CAPÍTULO 21
Greta estacionó el Mini Cabrio a un costado de la casa de su padre. Descendió rápidamente para evitar que Pernilla Apelgren pudiera verla desde la ventana de su salón. Desde el entredicho en la reunión prefería no toparse con ella, sobre todo porque, tras leer algunos capítulos de su novela, tenía algunas críticas para ella.
Miró hacia ambos lados, pero no había señales de la anciana. Tal vez estaba en el hospital, acompañando a su sobrina quien todavía no había despertado del coma.
Entró por la cocina y buscó algo fresco para beber antes de subir al desván. Había unas cuantas latas de la cerveza preferida de su padre y tomó una. Le sentó de maravillas. Observó el patio trasero. La hierba parecía recién cortada y había un parterre nuevo florecido junto a uno de los muros. Era evidente que Karl no había decidido de repente volcarse a la jardinería. Eran las manos de la sargento Wallström las que habían convertido aquel espacio dejado en el olvido tras la muerte de Sue Ellen en un bonito jardín que nada tenía que envidiarle a los de los vecinos.
Arrojó la lata vacía en el cesto de la basura y se dirigió hacia el pasillo.
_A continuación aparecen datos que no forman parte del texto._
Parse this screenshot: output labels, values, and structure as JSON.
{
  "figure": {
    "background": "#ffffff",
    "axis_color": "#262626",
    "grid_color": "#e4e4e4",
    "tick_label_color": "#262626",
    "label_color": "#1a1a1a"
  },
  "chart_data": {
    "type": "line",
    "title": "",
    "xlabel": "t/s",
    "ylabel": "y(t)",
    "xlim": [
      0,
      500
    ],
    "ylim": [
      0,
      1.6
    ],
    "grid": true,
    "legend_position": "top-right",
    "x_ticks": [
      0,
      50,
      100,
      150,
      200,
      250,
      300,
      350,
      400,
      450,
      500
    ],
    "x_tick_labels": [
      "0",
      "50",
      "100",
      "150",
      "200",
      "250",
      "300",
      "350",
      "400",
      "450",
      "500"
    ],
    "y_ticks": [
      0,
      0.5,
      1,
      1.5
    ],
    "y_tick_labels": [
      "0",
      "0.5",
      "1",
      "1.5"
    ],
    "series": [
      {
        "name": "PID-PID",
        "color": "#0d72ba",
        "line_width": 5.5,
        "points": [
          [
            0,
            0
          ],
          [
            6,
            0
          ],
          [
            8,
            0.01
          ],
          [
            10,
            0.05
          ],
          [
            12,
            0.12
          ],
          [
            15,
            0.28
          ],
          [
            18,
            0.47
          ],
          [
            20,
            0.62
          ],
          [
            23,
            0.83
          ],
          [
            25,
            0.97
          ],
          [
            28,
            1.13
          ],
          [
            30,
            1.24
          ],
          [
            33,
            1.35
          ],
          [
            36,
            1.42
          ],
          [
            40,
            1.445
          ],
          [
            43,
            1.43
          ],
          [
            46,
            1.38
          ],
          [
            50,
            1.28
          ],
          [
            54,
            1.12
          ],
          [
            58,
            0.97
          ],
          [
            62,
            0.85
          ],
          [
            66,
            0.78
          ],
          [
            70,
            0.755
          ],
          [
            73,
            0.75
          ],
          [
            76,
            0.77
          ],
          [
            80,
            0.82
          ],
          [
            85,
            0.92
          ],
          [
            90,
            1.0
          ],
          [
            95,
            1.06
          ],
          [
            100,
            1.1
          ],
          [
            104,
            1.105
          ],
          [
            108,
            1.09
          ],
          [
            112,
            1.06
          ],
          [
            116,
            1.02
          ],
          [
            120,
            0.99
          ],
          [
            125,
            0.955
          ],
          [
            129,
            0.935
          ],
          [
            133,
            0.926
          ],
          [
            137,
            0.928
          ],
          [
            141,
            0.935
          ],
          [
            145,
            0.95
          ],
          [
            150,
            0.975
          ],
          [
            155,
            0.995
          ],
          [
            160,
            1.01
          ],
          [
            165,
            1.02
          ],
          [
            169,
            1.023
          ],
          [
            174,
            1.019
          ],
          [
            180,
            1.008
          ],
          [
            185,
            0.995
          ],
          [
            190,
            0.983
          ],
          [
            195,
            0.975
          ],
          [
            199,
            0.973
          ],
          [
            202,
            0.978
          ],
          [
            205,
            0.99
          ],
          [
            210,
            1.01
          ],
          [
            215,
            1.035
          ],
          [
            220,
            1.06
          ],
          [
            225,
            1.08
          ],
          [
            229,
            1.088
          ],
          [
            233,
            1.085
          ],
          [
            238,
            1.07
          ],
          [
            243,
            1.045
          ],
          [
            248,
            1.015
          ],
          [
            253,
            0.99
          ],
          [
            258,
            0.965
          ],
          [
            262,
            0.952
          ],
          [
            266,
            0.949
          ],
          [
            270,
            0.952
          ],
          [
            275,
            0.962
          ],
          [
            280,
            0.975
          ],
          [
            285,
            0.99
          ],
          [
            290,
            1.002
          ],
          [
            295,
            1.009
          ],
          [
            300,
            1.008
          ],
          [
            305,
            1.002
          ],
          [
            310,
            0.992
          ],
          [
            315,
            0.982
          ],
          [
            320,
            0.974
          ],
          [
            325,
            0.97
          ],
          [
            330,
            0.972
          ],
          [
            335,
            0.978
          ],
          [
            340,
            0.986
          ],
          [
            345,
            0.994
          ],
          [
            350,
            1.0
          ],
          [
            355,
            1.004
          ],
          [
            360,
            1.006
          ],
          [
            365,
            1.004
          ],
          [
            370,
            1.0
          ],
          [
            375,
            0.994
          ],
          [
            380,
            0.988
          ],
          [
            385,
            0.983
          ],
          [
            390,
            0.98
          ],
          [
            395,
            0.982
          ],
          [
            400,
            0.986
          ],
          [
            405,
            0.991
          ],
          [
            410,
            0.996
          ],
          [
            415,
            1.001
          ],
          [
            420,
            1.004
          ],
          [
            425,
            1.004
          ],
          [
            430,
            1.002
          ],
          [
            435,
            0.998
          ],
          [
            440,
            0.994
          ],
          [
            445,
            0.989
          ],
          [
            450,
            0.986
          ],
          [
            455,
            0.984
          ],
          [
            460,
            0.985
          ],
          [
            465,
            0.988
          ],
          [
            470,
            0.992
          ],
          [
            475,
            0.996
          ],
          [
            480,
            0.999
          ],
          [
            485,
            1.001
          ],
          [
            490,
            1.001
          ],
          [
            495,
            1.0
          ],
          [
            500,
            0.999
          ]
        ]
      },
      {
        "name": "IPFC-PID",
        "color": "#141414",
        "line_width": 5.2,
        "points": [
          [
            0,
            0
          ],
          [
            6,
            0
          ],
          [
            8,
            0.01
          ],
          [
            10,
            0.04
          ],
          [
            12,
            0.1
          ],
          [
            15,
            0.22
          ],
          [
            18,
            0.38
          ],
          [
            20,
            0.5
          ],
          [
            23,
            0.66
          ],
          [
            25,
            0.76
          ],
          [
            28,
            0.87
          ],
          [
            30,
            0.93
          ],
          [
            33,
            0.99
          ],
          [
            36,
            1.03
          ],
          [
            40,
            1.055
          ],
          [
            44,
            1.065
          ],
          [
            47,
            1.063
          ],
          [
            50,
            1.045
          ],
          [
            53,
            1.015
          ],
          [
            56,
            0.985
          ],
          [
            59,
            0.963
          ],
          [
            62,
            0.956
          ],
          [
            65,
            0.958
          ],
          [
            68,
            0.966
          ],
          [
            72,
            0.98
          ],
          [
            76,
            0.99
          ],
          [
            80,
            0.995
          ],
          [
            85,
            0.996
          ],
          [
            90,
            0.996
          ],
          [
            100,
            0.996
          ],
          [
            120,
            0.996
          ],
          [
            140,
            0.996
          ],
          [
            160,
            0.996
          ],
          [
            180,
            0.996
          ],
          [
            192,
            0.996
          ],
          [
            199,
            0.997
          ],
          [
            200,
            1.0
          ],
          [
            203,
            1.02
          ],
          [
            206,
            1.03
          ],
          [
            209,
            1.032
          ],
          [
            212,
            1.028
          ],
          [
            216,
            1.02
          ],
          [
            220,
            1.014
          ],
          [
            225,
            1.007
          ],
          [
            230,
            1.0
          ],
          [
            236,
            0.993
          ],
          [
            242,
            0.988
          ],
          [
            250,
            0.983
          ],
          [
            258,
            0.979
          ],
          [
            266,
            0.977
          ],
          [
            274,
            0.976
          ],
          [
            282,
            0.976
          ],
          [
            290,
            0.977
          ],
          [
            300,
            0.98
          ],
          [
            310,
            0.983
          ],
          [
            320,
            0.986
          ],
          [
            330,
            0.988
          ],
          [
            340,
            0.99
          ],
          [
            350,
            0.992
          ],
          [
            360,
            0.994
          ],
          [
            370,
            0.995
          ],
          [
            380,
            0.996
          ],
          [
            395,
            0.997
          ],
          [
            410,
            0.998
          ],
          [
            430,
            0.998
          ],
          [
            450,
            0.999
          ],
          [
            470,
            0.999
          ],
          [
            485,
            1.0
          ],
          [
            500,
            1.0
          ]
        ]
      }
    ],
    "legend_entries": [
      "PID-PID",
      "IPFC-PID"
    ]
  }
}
Hacía tiempo que no subía al desván y no sabía con qué podía encontrarse. Si no recordaba mal, la última vez había sido inmediatamente después de regresar a vivir al pueblo. De eso, ya habían pasado varios meses.
Fue interrumpida por unos golpes en la puerta. Cruzó el salón con parsimonia, como si presintiera de quién se trataba. No se equivocó.
Pernilla Apelgren, enfundada en un vestido veraniego de mangas cortas y falda amplia la miraba con el rostro sonriente.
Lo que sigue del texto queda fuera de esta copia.